Inspired by Leonardo da Vinci’s self-supporting bridge, architect Diego Poblete has developed a structure that can be assembled in less than 15 minutes and, according to his study, can support up to 500 kilograms. Focusing on the issue of connectivity in rural towns, Poblete developed a wooden system that is assembled without using a single screw, optimizing the use of the resource and facilitating easy construction:
With this we can facilitate the journey of children to school in rural areas, in areas where paths are interrupted by rivers or streams. Also, once the structure has reached its useful life, the parts can be easily replaced by new ones, while the wood, being a natural material, can be reused or recycled. In this way, this pedestrian bridge is also an environmentally friendly solution.
The project was born from Poblete’s thesis project as a pedestrian walkway and is based on a modular design that could be repeated to cover larger stretches. Its main advantage is the fact that it uses no nails or screws, using digitally-manufactured traditional carpentry joints.
Text description provided by the architects. The Department of Architecture of the Federico Santa María Technical University offers 6 types of degrees. Research + Development (I+D) is one of the areas of specialization within the Department of Architecture.
In Wood Week 2017, we present the Research + Development (I+D) thesis work of Diego Poblete, within the specialist area of computation, which was completed in January 2017.
The design is a prototype pedestrian walkway 4 meters long, without intermediate supports and without fittings, entirely machined in wood by a KUKA KR125/2 industrial robot.
The prototype, manufactured by Diego Poblete and Professor Francisco Quitral (Architect) at the Integrated Center for Manufacturing and Automation (CIMA) of our University, is inspired by a self-supporting bridge whose invention is attributed to Leonardo da Vinci.

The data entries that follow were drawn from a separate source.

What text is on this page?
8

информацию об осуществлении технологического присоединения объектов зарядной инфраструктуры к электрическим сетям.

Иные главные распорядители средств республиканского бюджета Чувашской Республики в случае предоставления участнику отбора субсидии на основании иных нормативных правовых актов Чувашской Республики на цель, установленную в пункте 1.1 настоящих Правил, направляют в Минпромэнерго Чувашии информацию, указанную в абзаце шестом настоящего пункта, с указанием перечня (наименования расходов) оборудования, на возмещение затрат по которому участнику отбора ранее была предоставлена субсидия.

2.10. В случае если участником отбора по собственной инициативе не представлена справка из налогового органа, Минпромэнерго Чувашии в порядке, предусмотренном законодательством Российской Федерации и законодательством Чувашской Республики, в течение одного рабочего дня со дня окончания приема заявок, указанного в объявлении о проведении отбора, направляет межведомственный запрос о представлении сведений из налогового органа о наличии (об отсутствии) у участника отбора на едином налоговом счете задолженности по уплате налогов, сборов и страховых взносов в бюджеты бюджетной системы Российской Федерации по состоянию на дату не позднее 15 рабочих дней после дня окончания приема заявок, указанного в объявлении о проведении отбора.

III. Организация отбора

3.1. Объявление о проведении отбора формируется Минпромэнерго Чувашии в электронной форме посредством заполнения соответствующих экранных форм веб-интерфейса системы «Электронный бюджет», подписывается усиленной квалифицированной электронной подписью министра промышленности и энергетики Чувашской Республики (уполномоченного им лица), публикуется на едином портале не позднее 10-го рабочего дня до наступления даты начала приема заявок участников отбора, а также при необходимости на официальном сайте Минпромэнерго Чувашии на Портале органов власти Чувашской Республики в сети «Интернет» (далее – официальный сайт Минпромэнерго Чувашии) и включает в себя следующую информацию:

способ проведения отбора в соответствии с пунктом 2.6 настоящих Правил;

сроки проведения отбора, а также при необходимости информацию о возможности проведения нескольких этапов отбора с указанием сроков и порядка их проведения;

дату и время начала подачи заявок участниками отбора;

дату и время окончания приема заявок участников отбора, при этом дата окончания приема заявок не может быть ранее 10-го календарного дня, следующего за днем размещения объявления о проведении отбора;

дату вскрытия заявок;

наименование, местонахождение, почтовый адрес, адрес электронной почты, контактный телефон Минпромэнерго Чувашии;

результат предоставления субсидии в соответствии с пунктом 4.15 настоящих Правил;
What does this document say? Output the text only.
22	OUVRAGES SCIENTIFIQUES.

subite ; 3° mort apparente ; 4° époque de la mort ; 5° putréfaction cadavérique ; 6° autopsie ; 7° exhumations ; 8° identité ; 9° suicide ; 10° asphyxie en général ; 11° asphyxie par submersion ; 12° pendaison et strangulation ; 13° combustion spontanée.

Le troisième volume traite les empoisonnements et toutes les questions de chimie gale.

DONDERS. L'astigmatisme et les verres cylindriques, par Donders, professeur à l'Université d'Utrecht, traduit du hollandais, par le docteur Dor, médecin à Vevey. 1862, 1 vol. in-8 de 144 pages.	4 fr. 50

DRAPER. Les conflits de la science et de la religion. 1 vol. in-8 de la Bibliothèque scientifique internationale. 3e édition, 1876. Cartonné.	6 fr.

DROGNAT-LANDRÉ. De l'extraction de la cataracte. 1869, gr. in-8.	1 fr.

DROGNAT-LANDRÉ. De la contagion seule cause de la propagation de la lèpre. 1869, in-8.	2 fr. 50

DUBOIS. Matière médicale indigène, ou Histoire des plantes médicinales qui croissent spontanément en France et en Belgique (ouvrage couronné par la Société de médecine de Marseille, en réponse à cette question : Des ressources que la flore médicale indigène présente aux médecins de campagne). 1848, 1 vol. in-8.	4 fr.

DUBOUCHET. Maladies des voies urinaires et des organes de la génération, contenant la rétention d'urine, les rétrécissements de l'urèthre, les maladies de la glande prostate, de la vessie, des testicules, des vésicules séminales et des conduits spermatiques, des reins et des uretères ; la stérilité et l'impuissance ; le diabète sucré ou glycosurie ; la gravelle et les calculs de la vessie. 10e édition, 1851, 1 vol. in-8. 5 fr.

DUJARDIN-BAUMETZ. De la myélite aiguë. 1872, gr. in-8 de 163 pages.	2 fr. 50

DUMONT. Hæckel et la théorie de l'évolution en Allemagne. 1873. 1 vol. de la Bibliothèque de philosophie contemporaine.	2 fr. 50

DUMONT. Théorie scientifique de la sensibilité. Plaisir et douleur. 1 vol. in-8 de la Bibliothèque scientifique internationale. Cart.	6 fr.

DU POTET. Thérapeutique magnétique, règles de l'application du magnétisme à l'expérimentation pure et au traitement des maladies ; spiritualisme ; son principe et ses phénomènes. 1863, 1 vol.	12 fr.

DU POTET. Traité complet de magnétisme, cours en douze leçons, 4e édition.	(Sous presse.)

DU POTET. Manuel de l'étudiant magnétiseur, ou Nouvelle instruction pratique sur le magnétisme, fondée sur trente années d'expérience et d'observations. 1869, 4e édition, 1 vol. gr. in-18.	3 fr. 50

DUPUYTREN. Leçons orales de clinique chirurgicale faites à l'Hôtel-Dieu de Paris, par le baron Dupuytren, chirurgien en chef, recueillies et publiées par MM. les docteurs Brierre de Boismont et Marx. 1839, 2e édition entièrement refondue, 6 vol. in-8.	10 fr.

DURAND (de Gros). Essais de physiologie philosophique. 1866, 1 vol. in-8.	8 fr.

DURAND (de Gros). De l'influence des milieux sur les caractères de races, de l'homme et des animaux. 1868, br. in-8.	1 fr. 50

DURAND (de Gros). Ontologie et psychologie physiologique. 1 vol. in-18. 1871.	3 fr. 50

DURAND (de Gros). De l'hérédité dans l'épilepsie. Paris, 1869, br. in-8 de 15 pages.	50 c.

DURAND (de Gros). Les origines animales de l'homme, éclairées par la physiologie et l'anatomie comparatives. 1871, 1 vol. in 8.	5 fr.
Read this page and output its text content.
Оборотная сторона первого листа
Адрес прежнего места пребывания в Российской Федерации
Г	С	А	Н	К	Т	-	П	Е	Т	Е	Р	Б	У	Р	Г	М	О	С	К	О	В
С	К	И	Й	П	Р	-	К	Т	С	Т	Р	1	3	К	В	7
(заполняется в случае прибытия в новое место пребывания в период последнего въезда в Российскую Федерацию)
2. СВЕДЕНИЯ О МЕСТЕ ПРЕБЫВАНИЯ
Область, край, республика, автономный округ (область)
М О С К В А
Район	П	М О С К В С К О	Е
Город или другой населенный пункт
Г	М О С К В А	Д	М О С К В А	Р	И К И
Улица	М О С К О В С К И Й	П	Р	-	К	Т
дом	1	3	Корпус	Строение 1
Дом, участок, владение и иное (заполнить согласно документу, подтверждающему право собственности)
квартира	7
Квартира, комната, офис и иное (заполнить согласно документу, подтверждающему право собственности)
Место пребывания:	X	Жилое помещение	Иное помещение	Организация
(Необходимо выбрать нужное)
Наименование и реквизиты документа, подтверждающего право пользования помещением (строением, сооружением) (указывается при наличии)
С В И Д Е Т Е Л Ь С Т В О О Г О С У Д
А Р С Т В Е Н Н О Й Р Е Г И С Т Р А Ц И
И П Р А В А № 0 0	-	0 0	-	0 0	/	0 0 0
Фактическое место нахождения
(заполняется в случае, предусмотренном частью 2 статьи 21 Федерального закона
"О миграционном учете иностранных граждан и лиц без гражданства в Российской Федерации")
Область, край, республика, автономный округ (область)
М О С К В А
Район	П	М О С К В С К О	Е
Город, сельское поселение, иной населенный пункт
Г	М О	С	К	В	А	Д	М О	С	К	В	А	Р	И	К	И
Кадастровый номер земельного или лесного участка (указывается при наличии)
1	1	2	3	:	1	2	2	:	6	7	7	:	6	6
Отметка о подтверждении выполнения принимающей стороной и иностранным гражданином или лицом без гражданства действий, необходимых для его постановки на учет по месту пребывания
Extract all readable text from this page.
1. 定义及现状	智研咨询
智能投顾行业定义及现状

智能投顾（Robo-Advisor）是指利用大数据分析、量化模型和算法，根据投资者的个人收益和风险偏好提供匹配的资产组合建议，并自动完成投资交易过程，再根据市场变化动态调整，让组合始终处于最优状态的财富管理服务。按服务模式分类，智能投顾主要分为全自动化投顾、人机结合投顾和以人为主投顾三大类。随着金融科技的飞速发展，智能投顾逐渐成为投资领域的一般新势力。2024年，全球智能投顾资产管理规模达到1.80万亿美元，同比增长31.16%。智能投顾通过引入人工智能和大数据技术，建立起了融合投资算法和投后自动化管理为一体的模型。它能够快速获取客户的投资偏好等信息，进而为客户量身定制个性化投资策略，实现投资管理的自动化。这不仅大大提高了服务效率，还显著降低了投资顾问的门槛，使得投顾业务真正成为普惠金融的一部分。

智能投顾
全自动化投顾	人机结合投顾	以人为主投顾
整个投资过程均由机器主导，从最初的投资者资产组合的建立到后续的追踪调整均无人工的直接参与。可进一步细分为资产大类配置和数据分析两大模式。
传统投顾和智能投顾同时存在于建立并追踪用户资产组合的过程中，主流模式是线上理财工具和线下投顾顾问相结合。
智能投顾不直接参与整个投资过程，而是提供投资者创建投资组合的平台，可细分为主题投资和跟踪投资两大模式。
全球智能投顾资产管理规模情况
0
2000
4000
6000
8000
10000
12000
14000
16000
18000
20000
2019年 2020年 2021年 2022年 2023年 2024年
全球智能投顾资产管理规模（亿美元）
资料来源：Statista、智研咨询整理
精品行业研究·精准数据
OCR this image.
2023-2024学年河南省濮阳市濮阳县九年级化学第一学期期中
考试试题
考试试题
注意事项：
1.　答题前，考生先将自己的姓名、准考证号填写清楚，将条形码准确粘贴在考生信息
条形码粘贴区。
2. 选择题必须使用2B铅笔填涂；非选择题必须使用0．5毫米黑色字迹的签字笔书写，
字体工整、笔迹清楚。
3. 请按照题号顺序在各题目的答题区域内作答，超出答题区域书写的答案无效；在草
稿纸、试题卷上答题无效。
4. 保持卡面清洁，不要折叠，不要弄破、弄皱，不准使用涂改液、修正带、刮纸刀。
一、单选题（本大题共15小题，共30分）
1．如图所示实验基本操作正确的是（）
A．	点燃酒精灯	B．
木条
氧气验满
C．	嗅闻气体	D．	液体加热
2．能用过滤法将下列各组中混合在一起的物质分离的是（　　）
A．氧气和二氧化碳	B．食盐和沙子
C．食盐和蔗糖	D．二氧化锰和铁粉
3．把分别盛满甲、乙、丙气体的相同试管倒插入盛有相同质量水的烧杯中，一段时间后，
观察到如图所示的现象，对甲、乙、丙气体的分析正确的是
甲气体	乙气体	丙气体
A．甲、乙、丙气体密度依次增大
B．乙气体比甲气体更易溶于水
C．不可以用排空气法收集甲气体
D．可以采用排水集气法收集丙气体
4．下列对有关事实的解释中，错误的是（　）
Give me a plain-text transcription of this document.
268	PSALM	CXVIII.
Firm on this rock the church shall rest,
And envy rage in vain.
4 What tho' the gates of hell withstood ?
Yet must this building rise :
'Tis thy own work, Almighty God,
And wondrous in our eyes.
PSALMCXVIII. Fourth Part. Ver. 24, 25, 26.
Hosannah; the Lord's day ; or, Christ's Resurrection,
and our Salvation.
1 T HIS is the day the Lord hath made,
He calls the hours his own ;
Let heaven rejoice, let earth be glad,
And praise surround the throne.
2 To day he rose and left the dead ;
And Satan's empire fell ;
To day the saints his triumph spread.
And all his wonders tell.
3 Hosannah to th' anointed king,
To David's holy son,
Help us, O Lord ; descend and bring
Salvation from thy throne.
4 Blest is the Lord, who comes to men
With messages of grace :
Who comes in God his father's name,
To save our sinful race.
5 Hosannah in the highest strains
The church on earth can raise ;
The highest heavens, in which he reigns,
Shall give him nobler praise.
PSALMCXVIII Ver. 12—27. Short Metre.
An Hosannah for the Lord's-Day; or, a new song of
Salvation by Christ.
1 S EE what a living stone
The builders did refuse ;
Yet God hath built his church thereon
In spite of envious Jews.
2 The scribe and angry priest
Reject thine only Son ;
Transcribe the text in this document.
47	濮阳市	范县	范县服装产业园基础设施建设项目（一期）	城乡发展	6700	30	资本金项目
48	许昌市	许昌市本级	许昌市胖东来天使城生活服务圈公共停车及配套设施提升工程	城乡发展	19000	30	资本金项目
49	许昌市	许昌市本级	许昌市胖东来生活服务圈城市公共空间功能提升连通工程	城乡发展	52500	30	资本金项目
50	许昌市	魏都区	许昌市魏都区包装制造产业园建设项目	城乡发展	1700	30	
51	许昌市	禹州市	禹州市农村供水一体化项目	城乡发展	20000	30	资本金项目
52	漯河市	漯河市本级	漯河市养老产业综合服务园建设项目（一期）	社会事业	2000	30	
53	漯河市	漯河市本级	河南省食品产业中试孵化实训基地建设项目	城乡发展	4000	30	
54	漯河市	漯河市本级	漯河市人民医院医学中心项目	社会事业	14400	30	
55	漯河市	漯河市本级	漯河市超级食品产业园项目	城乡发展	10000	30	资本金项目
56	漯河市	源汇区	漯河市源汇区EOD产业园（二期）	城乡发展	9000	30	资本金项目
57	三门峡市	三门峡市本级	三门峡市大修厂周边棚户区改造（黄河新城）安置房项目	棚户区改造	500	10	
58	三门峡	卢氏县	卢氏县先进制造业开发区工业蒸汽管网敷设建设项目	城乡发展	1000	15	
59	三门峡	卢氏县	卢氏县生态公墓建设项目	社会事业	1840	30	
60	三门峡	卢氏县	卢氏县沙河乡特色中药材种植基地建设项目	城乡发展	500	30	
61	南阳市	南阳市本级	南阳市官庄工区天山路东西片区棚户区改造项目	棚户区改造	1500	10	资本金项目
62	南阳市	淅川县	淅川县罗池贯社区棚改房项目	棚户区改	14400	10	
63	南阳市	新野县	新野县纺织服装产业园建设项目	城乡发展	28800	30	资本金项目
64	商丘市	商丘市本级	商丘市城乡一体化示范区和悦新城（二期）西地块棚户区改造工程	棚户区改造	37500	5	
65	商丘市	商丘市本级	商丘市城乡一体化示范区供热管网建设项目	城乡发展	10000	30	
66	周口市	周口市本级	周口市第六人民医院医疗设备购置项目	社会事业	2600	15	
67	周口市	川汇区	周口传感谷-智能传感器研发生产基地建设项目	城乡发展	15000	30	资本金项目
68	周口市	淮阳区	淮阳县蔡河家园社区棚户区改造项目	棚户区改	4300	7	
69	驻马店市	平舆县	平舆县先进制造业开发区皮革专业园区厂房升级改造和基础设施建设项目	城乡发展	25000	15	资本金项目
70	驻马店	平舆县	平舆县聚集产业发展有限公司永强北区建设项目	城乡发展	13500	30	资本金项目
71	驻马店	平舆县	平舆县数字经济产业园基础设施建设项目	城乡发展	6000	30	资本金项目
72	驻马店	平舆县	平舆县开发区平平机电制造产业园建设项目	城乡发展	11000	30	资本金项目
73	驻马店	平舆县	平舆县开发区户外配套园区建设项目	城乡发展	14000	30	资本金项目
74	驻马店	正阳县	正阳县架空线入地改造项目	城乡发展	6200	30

The principle of structural reciprocity on which the original design is based was complemented by the design and machining of trapezoidal dovetail joints, to avoid displacement of the structural members. The prototype corresponds to one of multiple possible instances of a parametric model that automatically associates its geometry and the machining paths necessary for its manufacture in wood with an industrial robot.
The bridge model applies the fundamentals of Variational Design in the production stage, bridging the gap between design and production.